Ziel der häuslichen Pflege ist es, hilfsbedürftigen Menschen die Unterstützung zukommen zu lassen, die sie brauchen, um weiterhin in ihrer vertrauten Umgebung leben zu können.

Dabei wird die Pflegebedürftigkeit seit Anfang 2017 nicht mehr nur bei körperlichen, sondern auch bei seelischen und geistigen Einschränkungen festgestellt, so dass auch in diesen Fällen nach der Begutachtung durch den medizinischen Dienst der Krankenkassen Leistungen aus der Pflegeversicherung gezahlt werden können.

Neu ist die Einstufung in fünf verschiedene Pflegegrade, die die alten Pflegestufen ersetzen und den Pflegebedarf differenzierter als bisher erfassen sollen.

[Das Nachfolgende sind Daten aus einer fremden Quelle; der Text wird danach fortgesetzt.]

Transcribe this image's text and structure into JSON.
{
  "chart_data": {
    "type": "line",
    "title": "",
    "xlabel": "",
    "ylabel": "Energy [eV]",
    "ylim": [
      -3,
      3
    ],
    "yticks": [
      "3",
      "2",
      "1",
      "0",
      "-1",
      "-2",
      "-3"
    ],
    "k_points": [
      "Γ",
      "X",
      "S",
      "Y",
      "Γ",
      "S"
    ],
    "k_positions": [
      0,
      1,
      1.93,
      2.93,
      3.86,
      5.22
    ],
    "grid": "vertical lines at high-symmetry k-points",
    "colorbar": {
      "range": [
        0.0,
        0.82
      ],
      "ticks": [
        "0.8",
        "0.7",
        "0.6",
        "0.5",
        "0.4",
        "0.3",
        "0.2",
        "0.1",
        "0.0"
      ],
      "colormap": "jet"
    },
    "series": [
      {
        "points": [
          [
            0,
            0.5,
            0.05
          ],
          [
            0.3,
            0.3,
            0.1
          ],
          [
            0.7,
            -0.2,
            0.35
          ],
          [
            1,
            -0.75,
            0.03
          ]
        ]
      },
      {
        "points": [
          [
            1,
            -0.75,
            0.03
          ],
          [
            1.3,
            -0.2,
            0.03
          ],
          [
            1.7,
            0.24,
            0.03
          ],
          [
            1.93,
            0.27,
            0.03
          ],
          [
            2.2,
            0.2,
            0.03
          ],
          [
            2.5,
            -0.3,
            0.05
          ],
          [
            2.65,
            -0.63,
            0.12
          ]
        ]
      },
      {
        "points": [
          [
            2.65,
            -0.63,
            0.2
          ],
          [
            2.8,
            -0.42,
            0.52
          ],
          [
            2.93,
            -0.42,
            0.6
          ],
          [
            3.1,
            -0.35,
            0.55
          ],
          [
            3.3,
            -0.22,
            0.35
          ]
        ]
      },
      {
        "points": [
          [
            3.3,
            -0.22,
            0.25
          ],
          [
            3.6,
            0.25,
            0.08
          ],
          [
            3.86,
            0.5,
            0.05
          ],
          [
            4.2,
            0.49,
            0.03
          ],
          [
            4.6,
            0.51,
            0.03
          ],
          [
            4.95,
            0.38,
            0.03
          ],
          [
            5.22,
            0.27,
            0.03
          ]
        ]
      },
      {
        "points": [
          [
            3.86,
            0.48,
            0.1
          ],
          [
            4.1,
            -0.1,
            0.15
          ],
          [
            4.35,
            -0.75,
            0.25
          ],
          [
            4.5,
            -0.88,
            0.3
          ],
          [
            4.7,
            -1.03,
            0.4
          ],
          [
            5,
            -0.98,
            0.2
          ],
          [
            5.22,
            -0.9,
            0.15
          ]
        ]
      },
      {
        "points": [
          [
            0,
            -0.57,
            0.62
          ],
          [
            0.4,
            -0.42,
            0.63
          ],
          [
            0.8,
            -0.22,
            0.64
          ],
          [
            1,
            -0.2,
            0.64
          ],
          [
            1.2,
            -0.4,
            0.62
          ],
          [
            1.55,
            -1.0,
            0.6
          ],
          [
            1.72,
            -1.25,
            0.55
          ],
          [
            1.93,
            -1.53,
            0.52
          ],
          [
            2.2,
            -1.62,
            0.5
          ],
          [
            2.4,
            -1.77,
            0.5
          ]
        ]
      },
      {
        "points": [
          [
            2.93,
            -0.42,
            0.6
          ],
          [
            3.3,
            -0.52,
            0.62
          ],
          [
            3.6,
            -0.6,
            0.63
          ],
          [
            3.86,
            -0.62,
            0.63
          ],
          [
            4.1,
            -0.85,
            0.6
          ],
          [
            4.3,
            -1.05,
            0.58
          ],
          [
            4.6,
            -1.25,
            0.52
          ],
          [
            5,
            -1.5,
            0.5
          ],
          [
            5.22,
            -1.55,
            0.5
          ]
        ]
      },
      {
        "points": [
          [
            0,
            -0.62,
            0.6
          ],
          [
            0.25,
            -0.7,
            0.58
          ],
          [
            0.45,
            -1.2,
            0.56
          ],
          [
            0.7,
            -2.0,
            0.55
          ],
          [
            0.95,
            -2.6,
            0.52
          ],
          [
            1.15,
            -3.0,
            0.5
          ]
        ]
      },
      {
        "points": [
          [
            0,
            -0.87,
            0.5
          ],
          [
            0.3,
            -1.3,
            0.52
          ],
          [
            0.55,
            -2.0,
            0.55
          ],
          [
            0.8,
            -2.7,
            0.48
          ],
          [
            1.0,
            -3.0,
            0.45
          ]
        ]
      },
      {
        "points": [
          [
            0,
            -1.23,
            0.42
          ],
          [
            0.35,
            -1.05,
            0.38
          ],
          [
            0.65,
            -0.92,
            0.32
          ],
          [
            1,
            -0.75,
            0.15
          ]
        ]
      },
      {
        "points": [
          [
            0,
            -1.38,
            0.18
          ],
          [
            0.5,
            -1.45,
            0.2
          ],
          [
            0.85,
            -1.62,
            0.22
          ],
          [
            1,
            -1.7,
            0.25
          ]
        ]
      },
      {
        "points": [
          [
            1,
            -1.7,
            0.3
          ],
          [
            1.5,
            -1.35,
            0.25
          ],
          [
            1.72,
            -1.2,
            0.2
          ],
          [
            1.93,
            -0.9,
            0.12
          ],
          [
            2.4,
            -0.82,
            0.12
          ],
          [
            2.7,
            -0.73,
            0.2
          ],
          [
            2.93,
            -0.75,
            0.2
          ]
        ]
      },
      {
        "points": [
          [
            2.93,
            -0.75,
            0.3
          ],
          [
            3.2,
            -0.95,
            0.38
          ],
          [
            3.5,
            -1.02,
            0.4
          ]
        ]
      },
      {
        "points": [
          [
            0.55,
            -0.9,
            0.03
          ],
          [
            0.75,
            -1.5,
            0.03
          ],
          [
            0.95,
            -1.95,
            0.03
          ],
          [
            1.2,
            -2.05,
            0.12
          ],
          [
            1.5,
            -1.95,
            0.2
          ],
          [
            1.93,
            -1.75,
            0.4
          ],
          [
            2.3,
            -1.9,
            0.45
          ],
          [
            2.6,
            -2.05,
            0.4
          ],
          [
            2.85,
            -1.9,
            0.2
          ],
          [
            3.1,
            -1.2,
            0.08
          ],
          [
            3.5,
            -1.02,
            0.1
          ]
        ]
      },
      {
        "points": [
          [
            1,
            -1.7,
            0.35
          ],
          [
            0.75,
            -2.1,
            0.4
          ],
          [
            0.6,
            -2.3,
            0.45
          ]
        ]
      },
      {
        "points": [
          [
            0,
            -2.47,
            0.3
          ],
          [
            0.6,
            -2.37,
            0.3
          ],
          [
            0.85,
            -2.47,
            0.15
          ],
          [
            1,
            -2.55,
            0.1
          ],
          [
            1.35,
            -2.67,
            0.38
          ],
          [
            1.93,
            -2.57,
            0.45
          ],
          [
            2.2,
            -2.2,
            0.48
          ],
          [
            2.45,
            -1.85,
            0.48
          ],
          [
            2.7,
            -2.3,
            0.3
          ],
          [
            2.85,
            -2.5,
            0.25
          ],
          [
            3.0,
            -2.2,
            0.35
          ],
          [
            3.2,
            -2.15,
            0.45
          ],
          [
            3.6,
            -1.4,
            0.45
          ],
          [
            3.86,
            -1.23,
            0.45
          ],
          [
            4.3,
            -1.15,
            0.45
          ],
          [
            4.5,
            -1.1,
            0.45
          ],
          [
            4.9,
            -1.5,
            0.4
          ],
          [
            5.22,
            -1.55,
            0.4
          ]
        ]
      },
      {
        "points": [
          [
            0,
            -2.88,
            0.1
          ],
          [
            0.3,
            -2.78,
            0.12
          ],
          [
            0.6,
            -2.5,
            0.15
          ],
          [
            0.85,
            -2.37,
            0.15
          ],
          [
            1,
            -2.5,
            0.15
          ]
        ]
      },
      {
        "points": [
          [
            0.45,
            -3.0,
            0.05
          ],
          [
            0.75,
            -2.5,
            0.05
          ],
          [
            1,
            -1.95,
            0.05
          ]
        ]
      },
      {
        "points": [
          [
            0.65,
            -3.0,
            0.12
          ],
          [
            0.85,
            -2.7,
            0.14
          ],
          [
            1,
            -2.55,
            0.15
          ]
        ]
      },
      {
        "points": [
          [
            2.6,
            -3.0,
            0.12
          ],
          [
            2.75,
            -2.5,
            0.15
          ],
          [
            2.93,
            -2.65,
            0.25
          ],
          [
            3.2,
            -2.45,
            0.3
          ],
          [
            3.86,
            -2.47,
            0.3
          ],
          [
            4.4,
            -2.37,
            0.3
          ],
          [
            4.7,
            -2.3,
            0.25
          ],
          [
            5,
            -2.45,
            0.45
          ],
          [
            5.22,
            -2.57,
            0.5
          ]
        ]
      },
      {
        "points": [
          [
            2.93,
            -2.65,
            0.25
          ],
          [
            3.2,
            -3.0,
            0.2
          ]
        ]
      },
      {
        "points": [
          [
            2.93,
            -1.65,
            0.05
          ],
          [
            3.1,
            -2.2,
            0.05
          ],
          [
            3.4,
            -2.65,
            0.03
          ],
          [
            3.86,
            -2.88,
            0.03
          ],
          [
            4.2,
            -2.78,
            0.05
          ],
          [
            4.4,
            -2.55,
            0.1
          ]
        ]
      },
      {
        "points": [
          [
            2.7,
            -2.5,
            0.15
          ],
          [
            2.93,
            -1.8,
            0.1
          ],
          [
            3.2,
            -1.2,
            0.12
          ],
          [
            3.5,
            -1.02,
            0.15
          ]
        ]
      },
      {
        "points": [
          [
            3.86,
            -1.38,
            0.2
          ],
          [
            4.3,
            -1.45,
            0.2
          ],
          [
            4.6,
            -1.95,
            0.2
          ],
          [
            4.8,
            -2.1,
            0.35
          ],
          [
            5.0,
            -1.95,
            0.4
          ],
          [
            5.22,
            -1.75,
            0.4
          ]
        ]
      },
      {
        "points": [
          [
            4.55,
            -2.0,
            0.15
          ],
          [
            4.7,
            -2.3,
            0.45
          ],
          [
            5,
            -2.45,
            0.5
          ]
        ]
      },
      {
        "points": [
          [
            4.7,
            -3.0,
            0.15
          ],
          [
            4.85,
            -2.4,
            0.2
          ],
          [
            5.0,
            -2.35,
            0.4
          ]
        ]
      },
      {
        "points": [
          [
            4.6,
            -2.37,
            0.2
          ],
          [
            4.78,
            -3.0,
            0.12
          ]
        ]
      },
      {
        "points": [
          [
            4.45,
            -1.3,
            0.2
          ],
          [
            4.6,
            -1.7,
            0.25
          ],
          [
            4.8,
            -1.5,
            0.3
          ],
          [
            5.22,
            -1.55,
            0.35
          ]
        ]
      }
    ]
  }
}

Lassen Sie sich von uns kostenlos beraten, wenn deutlich wird, dass Sie oder ein Angehöriger nicht mehr ohne Hilfe zu Hause leben können. Wir helfen Ihnen auch bei der Antragstellung sowie der Vorbereitung auf die Begutachtung.

Nach der Einstufung in einen Pflegegrad kann entschieden werden, ob die Pflegeleistung durch einen häuslichen Pflegedienst, durch eine/n Angehörige/n oder durch beide gemeinsam übernommen wird.

Die Leistung eines Pflegedienstes heißt in der Gesetzessprache „Sachleistung“, die Bezahlung von Angehörigen „Geldleistung“ oder „Pflegegeld“. Teilen sich Angehörige und Pflegedienst die Arbeit, so spricht man von einer „Kombileistung“.